Penangkaran rusa Unila/ Tuti
Penangkaran rusa Unila/ Tuti

Penangkaran rusa Universitas Lampung (Unila) berhasil mengembangbiakkan Rusa Timor atau Cervus Timorensis secara alami.


Rusa indukan betina bernama Dwi dari jantan bernama Karomani, berhasil melahirkan seekor bayi yang belum diberi nama. 

"Dua hari lalu melahirkannya. Untuk jenis kelaminnya belum sempat ngecek, belum tahu jantan atau betinanya," kata Kepala Tim Konservasi Rusa Unila, Bainah Sari Dewi, Selasa (25/5). 

Menurutnya, dengan lahir seekor rusa ini menambah jumlah rusa yang ada di penangkaran ini, yang mana sebelumnya 8 ekor menjadi 9 ekor. 

"Rusa jantan ada empat ekor, kita beri nama Karomani, Asep, Sugeng dan Irwan. Sementara betina juga empat bernama Lusi, Atik, Dwi, dan Kiki," ujarnya. 

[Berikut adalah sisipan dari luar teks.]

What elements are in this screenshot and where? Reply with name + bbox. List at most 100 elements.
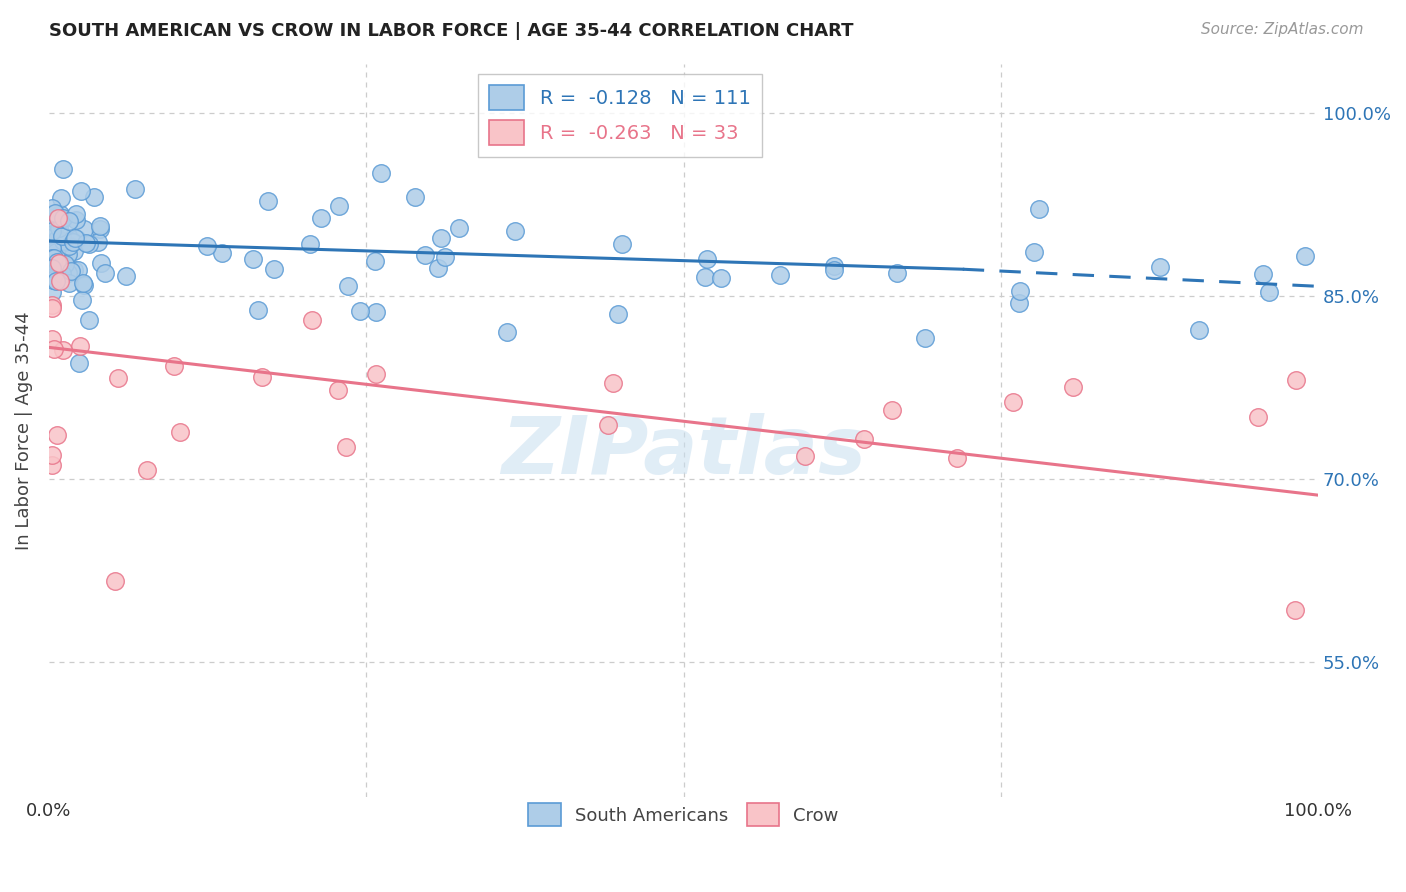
Point (447, 221, 470, 235)
Point (42, 241, 65, 255)
Point (44, 222, 66, 236)
Point (49, 191, 72, 205)
Point (53, 257, 76, 271)
Point (1028, 202, 1050, 216)
Point (52, 211, 75, 225)
Point (58, 214, 80, 228)
Point (89, 221, 111, 235)
Point (41, 301, 63, 316)
Point (104, 574, 127, 588)
Point (45, 428, 67, 442)
Point (62, 263, 84, 277)
Point (211, 246, 233, 260)
Point (1246, 409, 1268, 424)
Point (610, 237, 633, 252)
Point (823, 263, 845, 277)
Point (41, 252, 63, 266)
Point (163, 359, 186, 373)
Point (41, 332, 63, 346)
Point (696, 252, 718, 267)
Point (67, 356, 90, 370)
Point (250, 370, 273, 384)
Point (41, 241, 63, 255)
Point (41, 237, 63, 252)
Point (1010, 284, 1032, 298)
Point (63, 235, 86, 249)
Point (48, 256, 70, 270)
Point (70, 293, 93, 307)
Point (1002, 395, 1025, 409)
Point (48, 221, 70, 235)
Point (793, 450, 815, 464)
Point (433, 250, 456, 264)
Point (1008, 295, 1031, 310)
Point (46, 231, 69, 245)
Point (44, 343, 66, 357)
Point (364, 305, 387, 319)
Point (46, 265, 69, 279)
Point (41, 458, 63, 472)
Point (83, 190, 105, 204)
Point (197, 239, 219, 253)
Point (65, 207, 87, 221)
Point (427, 261, 450, 276)
Point (914, 330, 936, 344)
Point (242, 252, 264, 266)
Point (52, 234, 75, 248)
Point (41, 298, 63, 312)
Point (263, 262, 285, 277)
Point (710, 271, 733, 285)
Point (1062, 380, 1084, 394)
Point (65, 213, 87, 227)
Point (44, 215, 66, 229)
Point (73, 277, 96, 292)
Point (58, 266, 80, 280)
Point (51, 268, 73, 282)
Y-axis label: In Labor Force | Age 35-44: In Labor Force | Age 35-44 (15, 311, 32, 549)
Point (370, 166, 392, 180)
Point (256, 194, 278, 209)
Point (41, 224, 63, 238)
Point (503, 224, 526, 238)
Point (946, 450, 969, 465)
Point (1284, 603, 1306, 617)
Text: ZIPatlas: ZIPatlas (501, 413, 866, 491)
Point (62, 235, 84, 249)
Point (44, 244, 66, 259)
Point (73, 222, 96, 236)
Point (413, 248, 436, 262)
Point (44, 206, 66, 220)
Point (364, 367, 387, 381)
Point (77, 313, 100, 327)
Point (41, 260, 63, 275)
Point (430, 231, 453, 245)
Point (769, 268, 792, 282)
Point (69, 339, 91, 353)
Point (52, 343, 75, 358)
Point (58, 247, 80, 261)
Point (404, 190, 426, 204)
Point (63, 244, 86, 258)
Point (886, 266, 908, 280)
Point (41, 253, 63, 268)
Point (41, 211, 63, 225)
Point (51, 229, 73, 244)
Point (49, 274, 72, 288)
Point (1257, 285, 1279, 299)
Point (107, 371, 129, 385)
Point (60, 264, 83, 278)
Point (66, 263, 89, 277)
Point (77, 237, 100, 252)
Point (596, 418, 619, 433)
Point (69, 184, 91, 198)
Point (45, 245, 67, 260)
Point (41, 201, 63, 215)
Point (349, 304, 371, 318)
Point (169, 425, 191, 439)
Point (328, 199, 350, 213)
Point (337, 279, 360, 293)
Point (45, 274, 67, 288)
Point (326, 384, 349, 398)
Point (42, 273, 65, 287)
Point (48, 207, 70, 221)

Lebih lanjut, Bainah menjelaskan nama-nama tersebut diambil dari tokoh-tokoh Unila atau para pimpinan Unila yang telah berkontribusi dalam penangkaran rusa Unila. 

"Sugeng itu berasal dari nama Prof Sugeng yang merupakan penggagas penangkaran rusa Unila pada tahun 2001," jelasnya. 

Sementara, dalam perawatan bayi rusa tersebut, dokter hewan Unila hanya memberikan vitamin dan desinfektan untuk menghilangkan kutu. 

"Sebelumnya rusa kan satwa liar jadi ibunya yang melindungi. Dari segi perawatan asalkan ibunya sehat mudah-mudahan bayinya sehat," ujarnya. 

Dalam setahun biasanya penangkaran rusa Unila mampu mengembangkan seorang bayi rusa. Tahun lalu pada bulan Februari seekor bayi rusa betina dilahirkan. 

"Rusa jantan itukan bisa menghamili beberapa betina, komponennya 1 jantan 4 betina. Jadi setahun itu bisa melahirkan satu atau dua ekor. Tahun lalu Kiki lahir pada bulan Februari," jelasnya.